Am Freitagabend sagte Gottschalk, für Samuel Koch gebe es "begründete Hoffnung". "Mehr möchte ich dazu nicht sagen", betonte Gottschalk. Samuel Kochs Vater habe Gottschalk gegenüber gesagt: "Du musst nicht die ganze Zeit Trauerflor tragen." Trotzdem wirkte der Moderator während der Sendung nicht immer gelöst. Mit seinen Gästen sprach er über sportliche Höhepunkte im Jahr 2010, über Katastrophen und über viele menschliche Schicksale.

"Das ist heute nicht Tagesordnung"

Im Vorfeld betonte das TV-Urgestein: "Das ist heute nicht Tagesordnung. Wenn das eine Spiel- oder Spaßshow gewesen wäre, dann würde ich heute nicht hier stehen." Bei dem Jahresrückblick handle es sich aber um eine journalistisch aufbereitete Sendung, in der es um Menschen und deren Schicksale gehe, betonte der Moderator. Dabei war nach der "Wetten, dass..?"-Sendung einige Tage lang unklar, ob Gottschalk den Jahresrückblick präsentiert. Das ZDF hatte am Mittwoch schließlich mitgeteilt, dass Moderator, Programmdirektor Thomas Bellut und ZDF-Showchef Manfred Teubner sich verständigt hätten, dass Gottschalk die Sendung wie geplant moderiert.

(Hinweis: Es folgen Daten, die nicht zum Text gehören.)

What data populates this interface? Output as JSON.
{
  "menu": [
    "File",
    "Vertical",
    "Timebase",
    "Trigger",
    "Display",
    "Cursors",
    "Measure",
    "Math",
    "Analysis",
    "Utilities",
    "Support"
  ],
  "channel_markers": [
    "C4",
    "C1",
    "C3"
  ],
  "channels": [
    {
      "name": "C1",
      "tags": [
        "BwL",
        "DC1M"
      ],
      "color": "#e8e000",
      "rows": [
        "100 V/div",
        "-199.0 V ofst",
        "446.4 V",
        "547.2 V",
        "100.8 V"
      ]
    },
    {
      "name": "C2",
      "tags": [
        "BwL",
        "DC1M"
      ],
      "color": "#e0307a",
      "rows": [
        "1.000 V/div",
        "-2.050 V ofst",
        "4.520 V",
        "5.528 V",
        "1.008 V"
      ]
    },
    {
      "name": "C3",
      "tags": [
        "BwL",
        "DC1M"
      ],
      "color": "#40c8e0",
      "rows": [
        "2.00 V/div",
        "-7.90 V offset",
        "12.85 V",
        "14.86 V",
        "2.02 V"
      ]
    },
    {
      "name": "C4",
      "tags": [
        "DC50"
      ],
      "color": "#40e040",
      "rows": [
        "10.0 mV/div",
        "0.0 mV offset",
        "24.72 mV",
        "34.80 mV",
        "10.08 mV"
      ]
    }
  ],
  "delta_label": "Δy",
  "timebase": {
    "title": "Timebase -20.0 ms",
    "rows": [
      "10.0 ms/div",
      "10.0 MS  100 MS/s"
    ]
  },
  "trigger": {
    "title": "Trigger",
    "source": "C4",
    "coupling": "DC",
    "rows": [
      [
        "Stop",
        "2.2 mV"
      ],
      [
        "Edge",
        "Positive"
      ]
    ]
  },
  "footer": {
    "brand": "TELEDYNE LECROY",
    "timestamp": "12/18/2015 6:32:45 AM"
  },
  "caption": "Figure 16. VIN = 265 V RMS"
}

Etwas angespannte Stimmung

Richtig gelöst wirkte der Moderator über weite Strecken der Sendung nicht. Sprüche, mit denen er in seiner "Wetten, dass..?"-Show das Publikum regelmäßig zum Lachen bringt, waren beim Jahresrückblick eher die Seltenheit. Lediglich gegen Ende der Sendung fand der Moderator zu seiner alten Form zurück. "Ich hätte nie gedacht, dass Du so einen langen Satz sagen kannst", sagte Gottschalk zu Extorwart Oliver Kahn, der Gast in der Sendung war. Damit hatte der Moderator die Lacher des Publikums sicher.

Weitere Gäste

Gäste in der Sendung waren unter anderem Bundesverteidigungsminister Karl-Theodor zu Guttenberg (CSU), die nordrhein-westfälische Ministerpräsidentin Hannelore Kraft (SPD) sowie die Schauspieler Mario Adorf und Iris Berben.

ZDF zahlt Behandlungskosten

Unterdessen gab das ZDF an, die Behandlungskosten für Samuel Koch zu übernehmen. Der Sender habe bereits Zahlungen für die Behandlung geleistet und werde dies auch weiterhin tun. Programmchef Thomas Bellut sagte: "Wir lassen weder ihn noch seine Familie allein."